I wanted to include this section because it is very noteworthy that Table 3 has the run-time for each model displayed. In the case of our boosted models, they took roughly 10+ minutes to run for very minimal gains. The Random Forest was roughly a minute and a half run-time on average and ended up being the best model. This run-time is effected by the number of parameters being tuned as well as the overall amount of cross-validation. While in this instance, XGBoost was slow and showed minimal performance gains, it does not always mean this will be the case. Nevertheless, it is important to consider factors such as the run-time of a model. Longer run-times require more compute resources which could in return drive up cost both economically and environmentally. It is important to be cautious of the models running and the parameters being tuned and weigh the benefits of putting something into production that may have a longer run-time. For our project here, I would likely not pursue the boosted model in production without attempting to reduce the run-time.

This Mystery is Starting to come Together!

Scooby-Dooby-Doo!

It wouldn’t be a Scooby-Doo themed paper without wrapping it up with the iconic “Scooby-Dooby-Doo” quote! Typically Scoobs would shout this towards the end of an episode as a joyous celebration.

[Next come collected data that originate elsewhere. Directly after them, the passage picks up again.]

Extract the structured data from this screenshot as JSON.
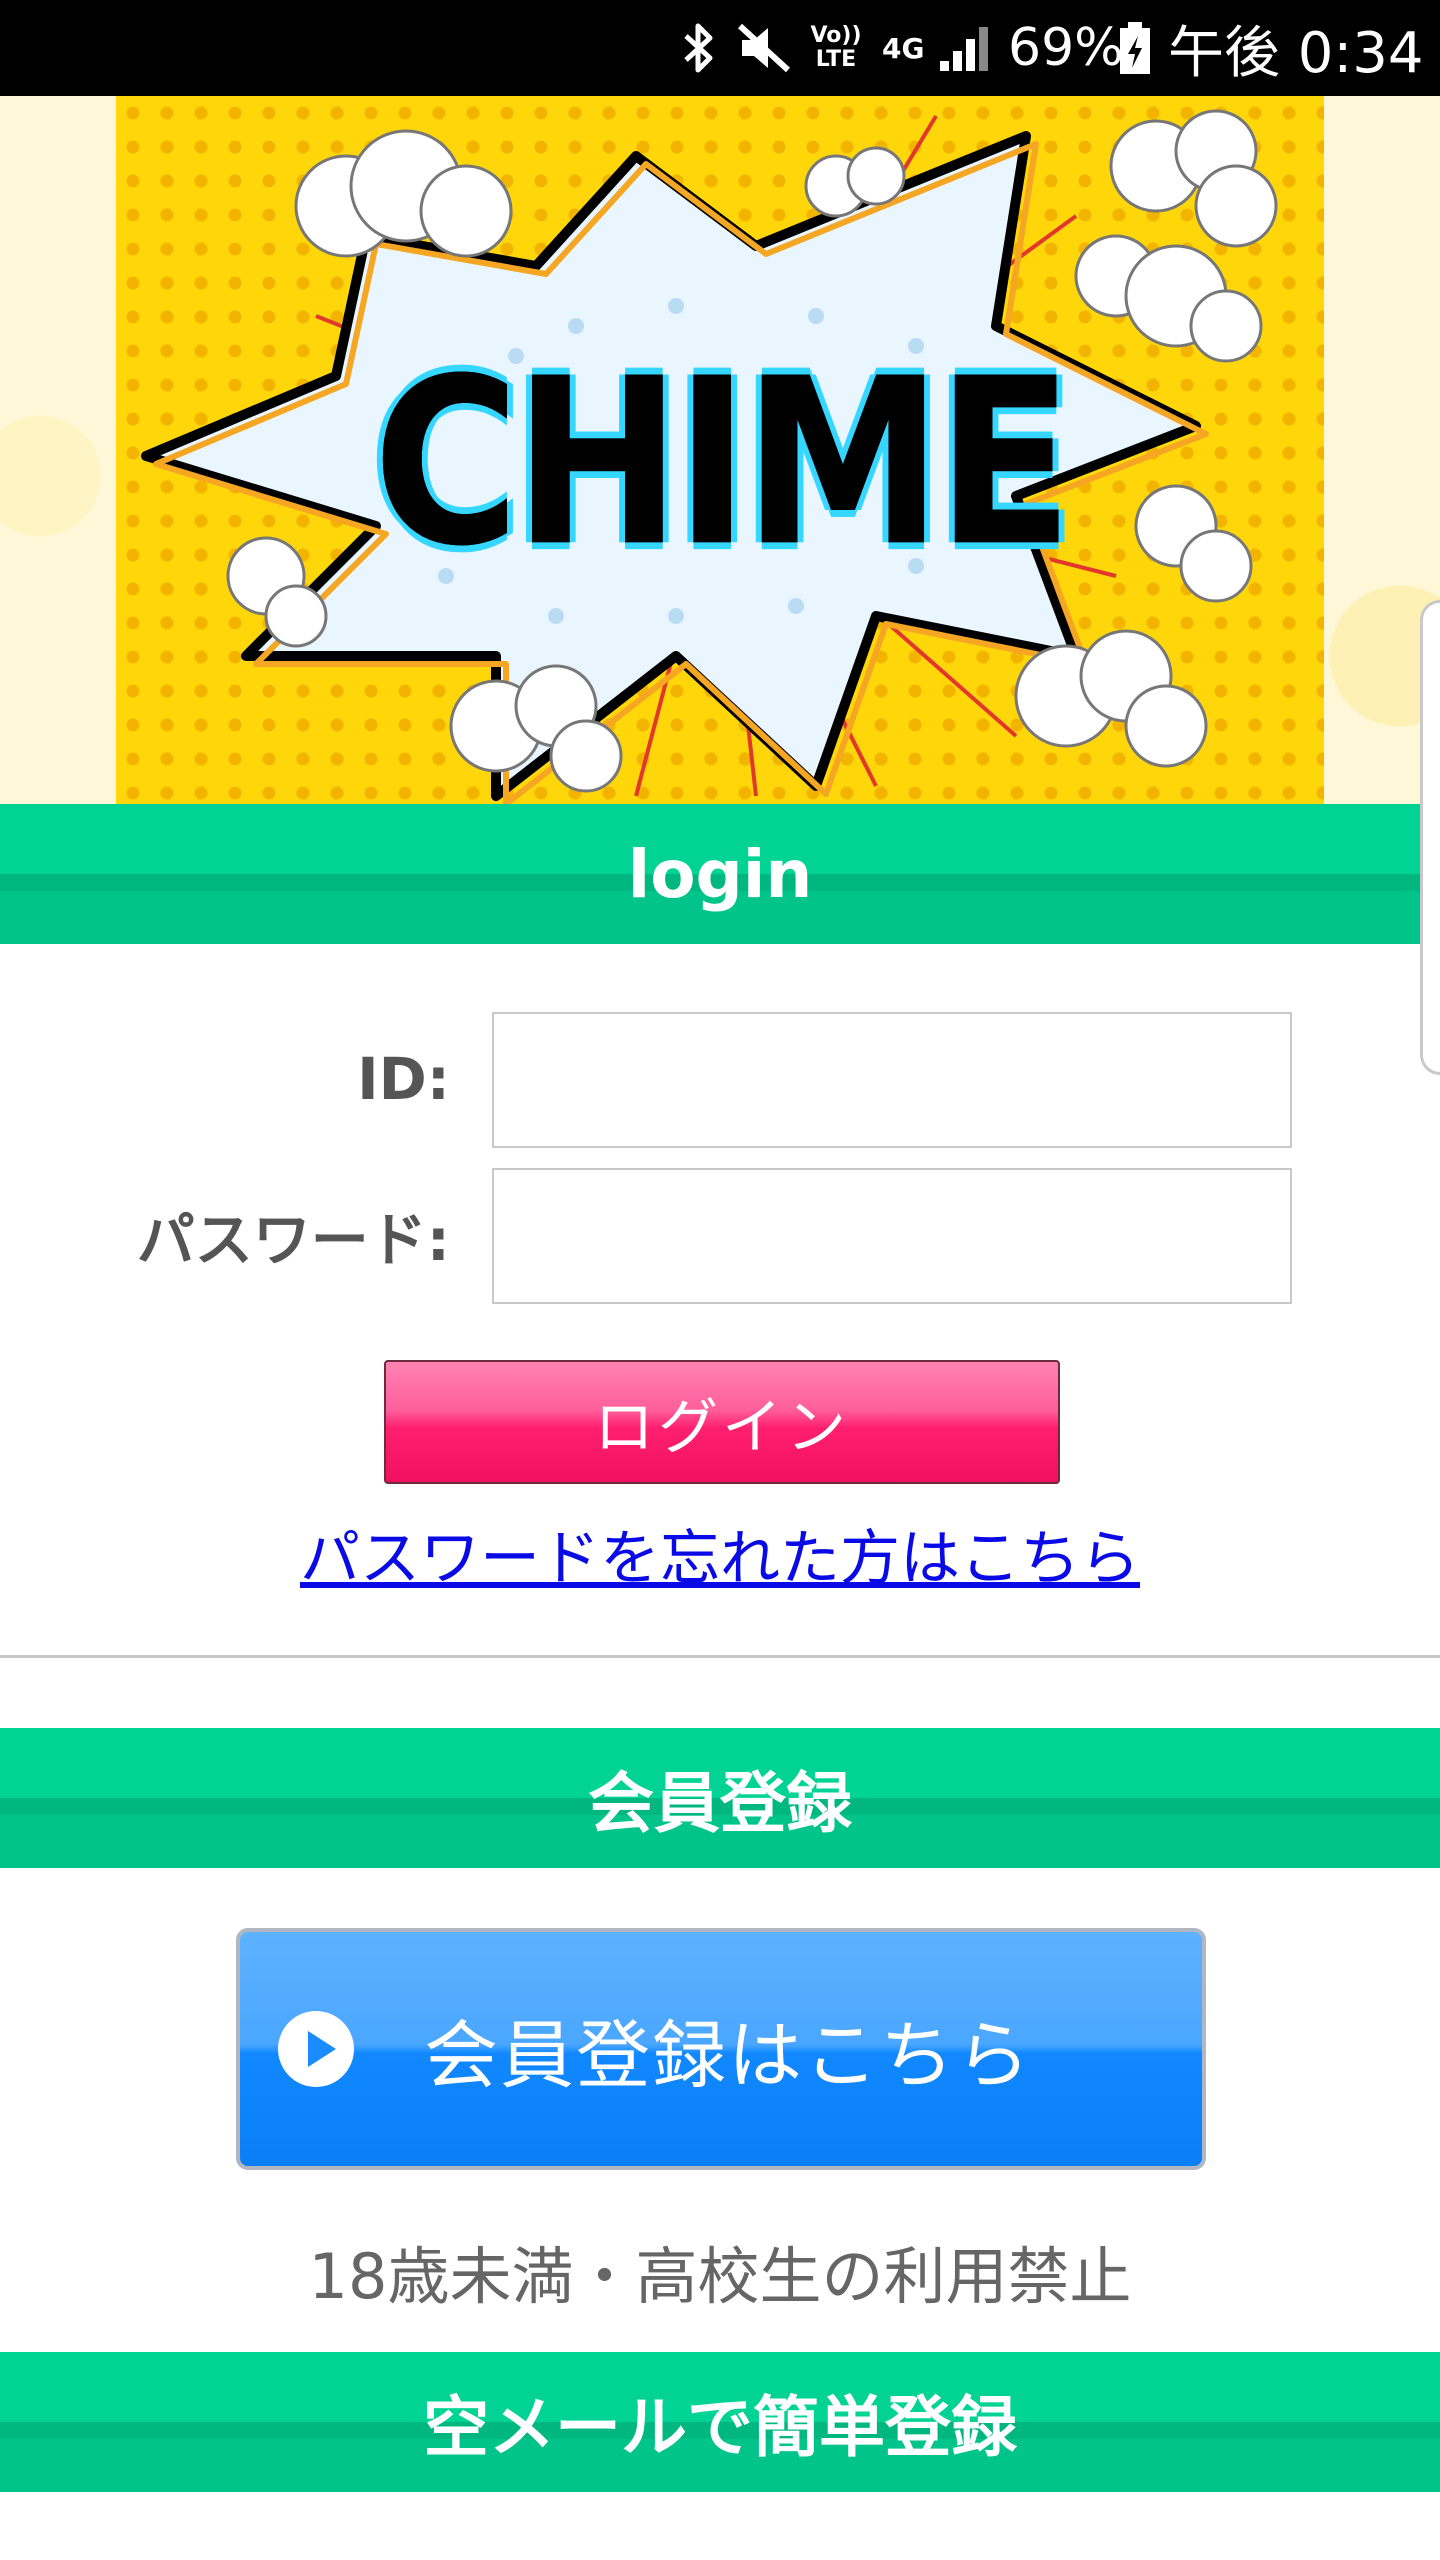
{
  "status_bar": {
    "icons": [
      "bluetooth-icon",
      "mute-icon",
      "volte-icon",
      "4g-icon",
      "signal-icon",
      "battery-icon"
    ],
    "volte_label": "Vo)) LTE",
    "network_label": "4G",
    "battery_percent": "69%",
    "clock": "午後 0:34"
  },
  "banner": {
    "logo_text": "CHIME",
    "colors": {
      "background": "#ffd60a",
      "burst_outline": "#f5a623",
      "text_outline": "#35d6ff"
    }
  },
  "login_section": {
    "title": "login",
    "id_label": "ID:",
    "id_value": "",
    "password_label": "パスワード:",
    "password_value": "",
    "login_button": "ログイン",
    "forgot_link": "パスワードを忘れた方はこちら"
  },
  "member_section": {
    "title": "会員登録",
    "register_button": "会員登録はこちら",
    "age_notice": "18歳未満・高校生の利用禁止"
  },
  "email_section": {
    "title": "空メールで簡単登録"
  },
  "colors": {
    "section_green": "#00d393",
    "login_pink": "#ff1f6f",
    "register_blue": "#1188ff",
    "link_blue": "#0a0ae6"
  }
}
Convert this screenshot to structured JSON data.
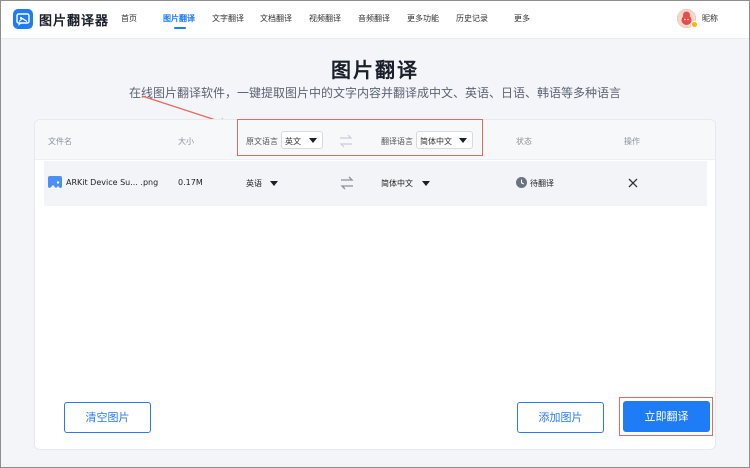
{
  "header": {
    "brand": "图片翻译器",
    "nav": [
      "首页",
      "图片翻译",
      "文字翻译",
      "文档翻译",
      "视频翻译",
      "音频翻译",
      "更多功能",
      "历史记录",
      "更多"
    ],
    "active_nav": "图片翻译",
    "user_nickname": "昵称"
  },
  "hero": {
    "title": "图片翻译",
    "subtitle": "在线图片翻译软件，一键提取图片中的文字内容并翻译成中文、英语、日语、韩语等多种语言"
  },
  "table": {
    "headers": {
      "filename": "文件名",
      "size": "大小",
      "source_lang_label": "原文语言",
      "source_lang_value": "英文",
      "target_lang_label": "翻译语言",
      "target_lang_value": "简体中文",
      "status": "状态",
      "action": "操作"
    },
    "rows": [
      {
        "filename": "ARKit Device Su... .png",
        "size": "0.17M",
        "source_lang": "英语",
        "target_lang": "简体中文",
        "status": "待翻译"
      }
    ]
  },
  "buttons": {
    "clear": "清空图片",
    "add": "添加图片",
    "translate": "立即翻译"
  },
  "colors": {
    "accent": "#1f7cf7",
    "annotation": "#e8675f"
  }
}
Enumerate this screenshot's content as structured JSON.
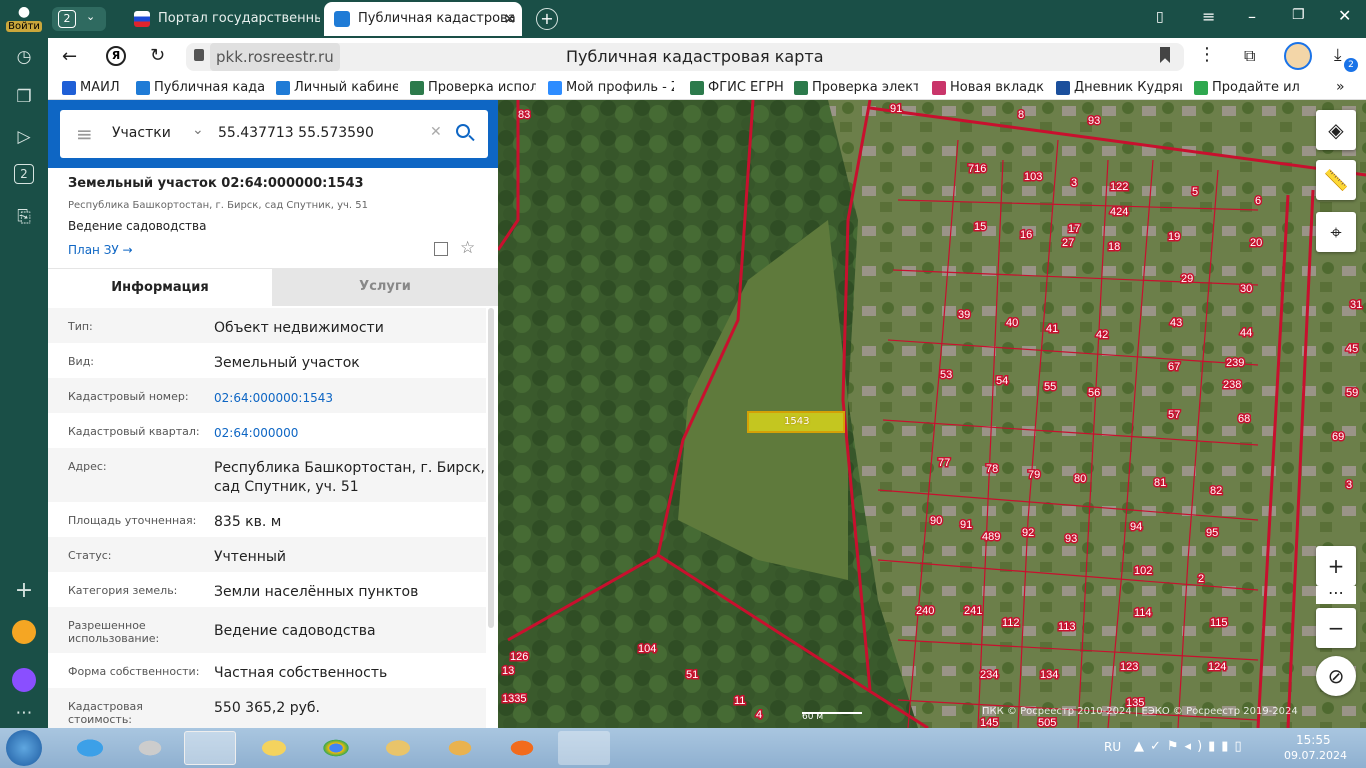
{
  "browser": {
    "login_label": "Войти",
    "tab_count": "2",
    "tabs": [
      {
        "title": "Портал государственных"
      },
      {
        "title": "Публичная кадастрова"
      }
    ],
    "url": "pkk.rosreestr.ru",
    "page_title": "Публичная кадастровая карта",
    "downloads_badge": "2",
    "rail_badge": "2"
  },
  "bookmarks": [
    "МАЙЛ",
    "Публичная кадаст",
    "Личный кабинет",
    "Проверка исполн",
    "Мой профиль - Zo",
    "ФГИС ЕГРН",
    "Проверка электр",
    "Новая вкладка",
    "Дневник Кудряш",
    "Продайте ил"
  ],
  "search": {
    "type_label": "Участки",
    "query": "55.437713 55.573590"
  },
  "parcel": {
    "title": "Земельный участок 02:64:000000:1543",
    "address_short": "Республика Башкортостан, г. Бирск, сад Спутник, уч. 51",
    "use": "Ведение садоводства",
    "plan_link": "План ЗУ →"
  },
  "tabs": {
    "info": "Информация",
    "services": "Услуги"
  },
  "rows": [
    {
      "label": "Тип:",
      "value": "Объект недвижимости"
    },
    {
      "label": "Вид:",
      "value": "Земельный участок"
    },
    {
      "label": "Кадастровый номер:",
      "value": "02:64:000000:1543"
    },
    {
      "label": "Кадастровый квартал:",
      "value": "02:64:000000"
    },
    {
      "label": "Адрес:",
      "value": "Республика Башкортостан, г. Бирск, сад Спутник, уч. 51"
    },
    {
      "label": "Площадь уточненная:",
      "value": "835 кв. м"
    },
    {
      "label": "Статус:",
      "value": "Учтенный"
    },
    {
      "label": "Категория земель:",
      "value": "Земли населённых пунктов"
    },
    {
      "label": "Разрешенное использование:",
      "value": "Ведение садоводства"
    },
    {
      "label": "Форма собственности:",
      "value": "Частная собственность"
    },
    {
      "label": "Кадастровая стоимость:",
      "value": "550 365,2 руб."
    }
  ],
  "map": {
    "parcel_label": "1543",
    "scale": "60 м",
    "copyright": "ПКК © Росреестр 2010-2024 | ЕЭКО © Росреестр 2019-2024",
    "plots": [
      "83",
      "91",
      "8",
      "93",
      "716",
      "103",
      "3",
      "122",
      "5",
      "6",
      "424",
      "15",
      "16",
      "27",
      "17",
      "18",
      "19",
      "20",
      "29",
      "30",
      "39",
      "40",
      "41",
      "42",
      "43",
      "44",
      "239",
      "53",
      "54",
      "55",
      "56",
      "67",
      "238",
      "57",
      "68",
      "77",
      "78",
      "79",
      "80",
      "81",
      "82",
      "90",
      "91",
      "489",
      "92",
      "93",
      "94",
      "95",
      "102",
      "2",
      "240",
      "241",
      "112",
      "113",
      "114",
      "115",
      "104",
      "51",
      "11",
      "4",
      "126",
      "13",
      "1335",
      "234",
      "134",
      "123",
      "124",
      "135",
      "145",
      "505",
      "31",
      "45",
      "59",
      "69",
      "3"
    ]
  },
  "taskbar": {
    "lang": "RU",
    "time": "15:55",
    "date": "09.07.2024"
  }
}
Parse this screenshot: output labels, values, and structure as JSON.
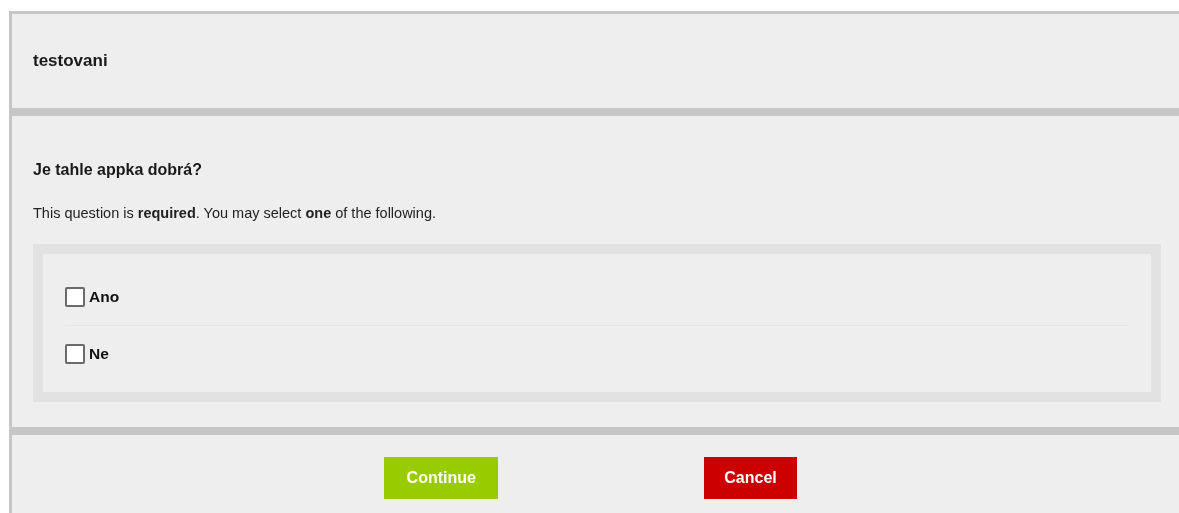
{
  "header": {
    "title": "testovani"
  },
  "question": {
    "title": "Je tahle appka dobrá?",
    "description": "This question is **required**. You may select **one** of the following."
  },
  "options": [
    {
      "label": "Ano",
      "checked": false
    },
    {
      "label": "Ne",
      "checked": false
    }
  ],
  "buttons": [
    {
      "label": "Continue",
      "kind": "primary"
    },
    {
      "label": "Cancel",
      "kind": "danger"
    }
  ]
}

I think we can joyously shout “Scooby-Dooby-Doo”! With this analysis we’ve examined a few potentially key features for analysis. We tested numerous models (Linear regression, KNN, SVM, and tree-based models) used both cross-validation and grid-search for hyperparameter tuning and finally found our best performing model to be the random forest model. The results were a little surprising, particularly that the boosted models performed as poorly as they did and with extreme run-times but that is likely due to the large number of parameters being tuned and the relatively small dataset used.

Next time on Scooby Doo Analytics

Future analysis could expand upon the feature engineering done for this analysis. Most predictors were treated as factor variables due to the nature of the dataset.

Additional manual entry could be performed to fill in the gaps for the numerous NULL values across predictors.

More tuning of the boosted models could be done to find the right parameters that improve the errors and run-times to more appropriate levels.